No seu novo livro “Como salvar um mundo doente” Eduardo Paz Ferreira faz uma reflexão sobre como chegámos a esta crise pandémica e desafia-nos a construir “uma sociedade decente”. Referindo-se aos processos mediáticos que correm na justiça, o especialista em direito económico alerta que a pressão pública é importante, mas “o sentido justiceiro que por vezes aparece ligado a essa pressão é perigoso”.
Filipa Lino e Alexandre Azevedo - Fotografia 16 de Julho de 2021 às 11:00

No seu novo livro "Como salvar um mundo doente", publicado pela Almedina, Eduardo Paz Ferreira faz uma reflexão sobre como chegámos a esta crise pandémica e desafia-nos a construir "uma sociedade decente". O professor catedrático da Faculdade de Direito de Lisboa sente-se frustrado quando pensa que está a "ensinar pessoas que só querem ganhar dinheiro". Isto porque "vivemos numa sociedade fascinada pelo sucesso". Referindo-se aos processos mediáticos que correm na justiça, o especialista em direito económico, financeiro e fiscal alerta que a pressão pública é importante, mas "o sentido justiceiro que por vezes aparece ligado a essa pressão é perigoso". Pelo meio, admite que ficou irritado com as "campanhas grosseiríssimas" contra si, pelo facto de ser marido da ministra da Justiça, Francisca Van Dunem.

A pandemia funcionou como estimulante intelectual. Estão a ser publicadas obras de ciência, ficção, testemunho, poesia… Como define o seu livro?
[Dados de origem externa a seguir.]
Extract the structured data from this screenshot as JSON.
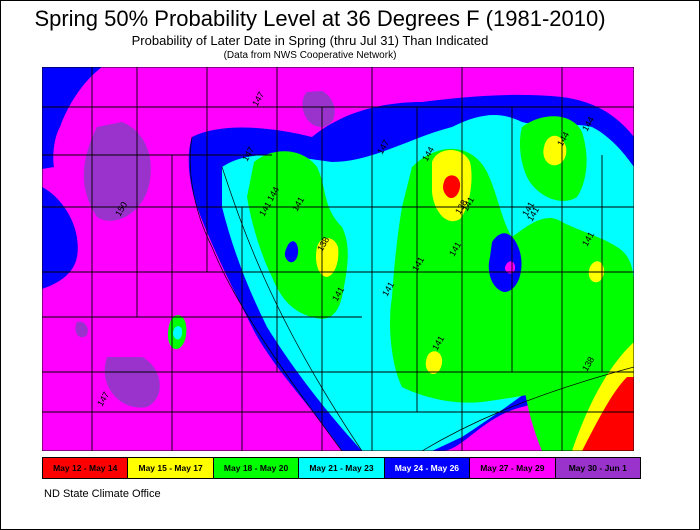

É um livro que procura passar a ideia de que não podemos ficar parados. Por mais pequeno que seja o nosso espaço, temos de tentar ajudar a construir o que costumo designar por uma sociedade decente.

 

O que é para si uma sociedade decente?

É uma pequena definição do John le Carré, que diz que uma sociedade decente não deixa ninguém para trás e preocupa-se em primeiro lugar com os mais necessitados. O que temos é o contrário disto. É uma sociedade obcecada em criar estruturas que permitam o sucesso, os grandes negócios, mas que se preocupa muito pouco com as pessoas pobres. É verdade que as coisas melhoraram com o 25 de Abril. O Estado social que temos em Portugal, mesmo relativamente débil, permitiu a algumas pessoas melhorarem muito o seu estatuto na vida. Mas, no conjunto, temos uma sociedade que nos envergonha. O livro é uma reflexão sobre o que se passa no mundo. É a minha perspetiva dos erros que nos levaram a esta situação da pandemia.

 

Quais foram esses erros?

Houve muita gente a dizer que esta era uma situação completamente imprevisível, o chamado cisne negro em economia. Mas não era. Poderíamos ter tido muito menos mortos se não fosse a atuação de determinados líderes políticos. Os mais evidentes são Trump, Bolsonaro, Modi. Houve um conjunto de políticos que têm a responsabilidade moral de terem contribuído para a morte de centenas de milhares de pessoas. No entanto, essas pessoas vão sair impunes. Quando muito, podem ser punidas eleitoralmente. Por exemplo, o primeiro-ministro inglês, Boris Johnson, que também tem um lugarzinho nesta lista, cometeu uma série de erros de desconfinamentos antes de tempo, de minimização dos riscos da pandemia e agora, na altura em que a pandemia está a aumentar imenso em Inglaterra, decidiu acabar com medidas sanitárias a partir do dia 19 de julho.

 

A covid-19 mexeu com a saúde física e mental, com a economia, com as relações pessoais, com o trabalho. Como foi para si pessoalmente esta experiência?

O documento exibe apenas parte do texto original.